Status: delivered. Description: This module reads the configurations of a molecular system generated by GROMACS and prepares the input for the GRASP Sampling module. The module performs the following operations:
- It reads the configurations generate by the molecular dynamics.
- It calculates, for each configuration, the Euclidean distances of all atoms from the metal ion.
- It identifies the permutational equivalent atoms.
- It performs a Gaussian transformation of the distances.
- It calculates the variances of transformed distances.
- It selects the coordinates with the higher variances.
- It prepares the input for the GRASP Sampling module as a matrix including the transformed distances for all the configurations.
Status: delivered. Description: This module generates the input files of the clusters included in the training set for the software package Gaussian to produce the reference data for the fitting procedure of the force fields. The clusters are generated cutting the selected configuration. The module saturates, when necessary, the residues and prepares the input file for the calculation of the energy and the forces of the cluster generated in the Gaussian format.
Status: delivered. Description: This module performs a single-objective global optimization in a continuous domain using the metaheuristic algorithm Success-History based Adaptive Differential Evolution (SHADE). SHADE is a recent adaptive version of the differential evolution algorithm, a stochastic population-based derivative-free optimizer. The module in the fitting procedure is employed to optimize the regularization parameter and the non-linear parameters of the model of the force fields.
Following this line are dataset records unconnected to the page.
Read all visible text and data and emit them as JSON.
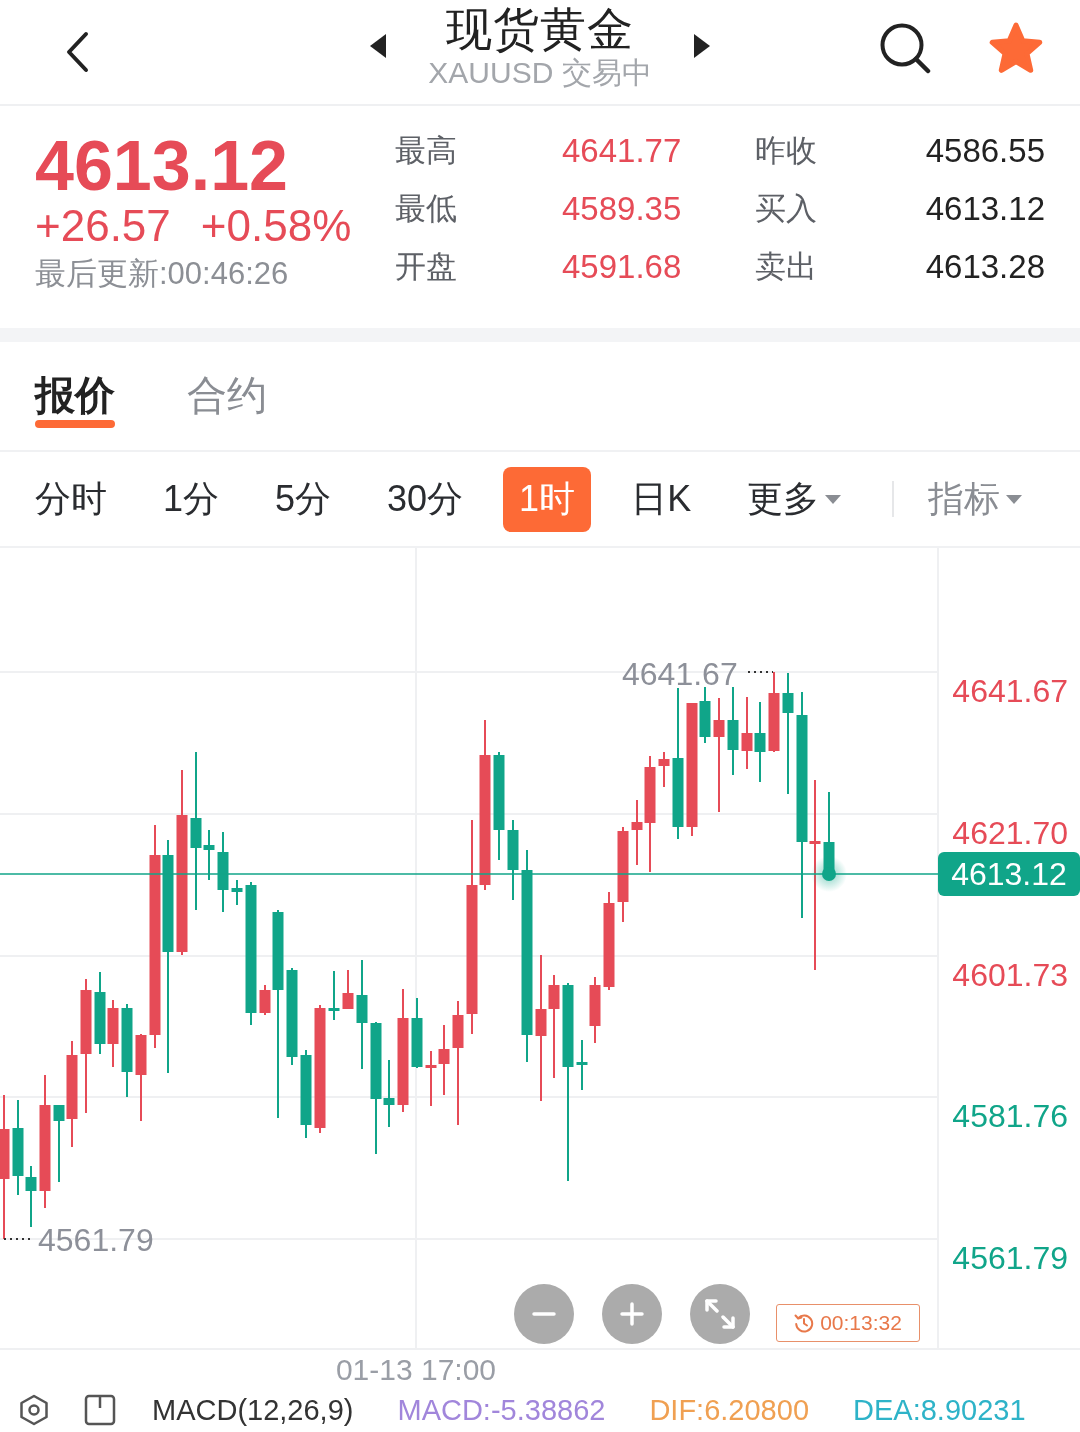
{
  "header": {
    "title": "现货黄金",
    "subtitle": "XAUUSD 交易中",
    "favorited": true
  },
  "quote": {
    "price": "4613.12",
    "change": "+26.57",
    "change_percent": "+0.58%",
    "rising": true,
    "updated": "最后更新:00:46:26",
    "stats": [
      {
        "label": "最高",
        "value": "4641.77",
        "color": "#e64b57"
      },
      {
        "label": "昨收",
        "value": "4586.55",
        "color": "#222222"
      },
      {
        "label": "最低",
        "value": "4589.35",
        "color": "#e64b57"
      },
      {
        "label": "买入",
        "value": "4613.12",
        "color": "#222222"
      },
      {
        "label": "开盘",
        "value": "4591.68",
        "color": "#e64b57"
      },
      {
        "label": "卖出",
        "value": "4613.28",
        "color": "#222222"
      }
    ]
  },
  "tabs": [
    {
      "label": "报价",
      "selected": true
    },
    {
      "label": "合约",
      "selected": false
    }
  ],
  "periods": [
    {
      "label": "分时",
      "kind": "period",
      "selected": false
    },
    {
      "label": "1分",
      "kind": "period",
      "selected": false
    },
    {
      "label": "5分",
      "kind": "period",
      "selected": false
    },
    {
      "label": "30分",
      "kind": "period",
      "selected": false
    },
    {
      "label": "1时",
      "kind": "period",
      "selected": true
    },
    {
      "label": "日K",
      "kind": "period",
      "selected": false
    },
    {
      "label": "更多",
      "kind": "dropdown",
      "selected": false
    }
  ],
  "indicator_menu": {
    "label": "指标"
  },
  "chart": {
    "price_labels": [
      {
        "label": "4641.67",
        "color": "#e64b57"
      },
      {
        "label": "4621.70",
        "color": "#e64b57"
      },
      {
        "label": "4601.73",
        "color": "#e64b57"
      },
      {
        "label": "4581.76",
        "color": "#10a589"
      },
      {
        "label": "4561.79",
        "color": "#10a589"
      }
    ],
    "current_price": "4613.12",
    "high_label": "4641.67",
    "low_label": "4561.79",
    "time_label": "01-13 17:00",
    "countdown": "00:13:32"
  },
  "indicator_bar": {
    "name": "MACD(12,26,9)",
    "values": [
      {
        "label": "MACD:-5.38862",
        "color": "#a186db"
      },
      {
        "label": "DIF:6.20800",
        "color": "#f0a052"
      },
      {
        "label": "DEA:8.90231",
        "color": "#2eb3c8"
      }
    ]
  }
}
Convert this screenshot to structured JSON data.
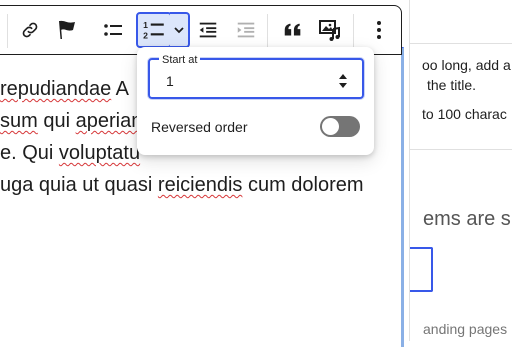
{
  "editor": {
    "lines": [
      [
        "",
        "repudiandae",
        " A"
      ],
      [
        "",
        "sum",
        " qui ",
        "aperiam"
      ],
      [
        "e. Qui ",
        "voluptatu"
      ],
      [
        "uga quia ut quasi ",
        "reiciendis",
        " cum dolorem"
      ]
    ]
  },
  "toolbar": {
    "buttons": [
      "link-icon",
      "flag-icon",
      "unordered-list-icon",
      "ordered-list-icon",
      "chevron-down-icon",
      "outdent-icon",
      "indent-icon",
      "quote-icon",
      "image-music-icon",
      "more-options-icon"
    ]
  },
  "popover": {
    "start_label": "Start at",
    "start_value": "1",
    "reversed_label": "Reversed order",
    "reversed_on": false
  },
  "sidebar": {
    "line1": "oo long, add a",
    "line2": "the title.",
    "line3": "to 100 charac",
    "heading": "ems are s",
    "footer": "anding pages"
  },
  "colors": {
    "accent": "#3858e9",
    "active_bg": "#dce6fb",
    "spell": "#d63638",
    "toggle_off": "#757575"
  }
}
Weighted Linear Ridge Regression
Status: delivered. Description: This module solves the weighted linear ridge regression problem calculating the linear parameters of a model selected by the user that minimize the deviations of the predictions from the references of the data set. Therefore, it is a supervised learning tool that optimizes the linear parameters of a analytical expression in order to fit a data set. Each element of the data set can be weighted according to the relative importance or reliability attributed by the user. The regularization provides a protection from the overfitting, this inconvenient can occur if the flexibility of the model is too high in relation to the available data. Moreover, the module calculates the leave-one-out cross-validation error for the employed data set.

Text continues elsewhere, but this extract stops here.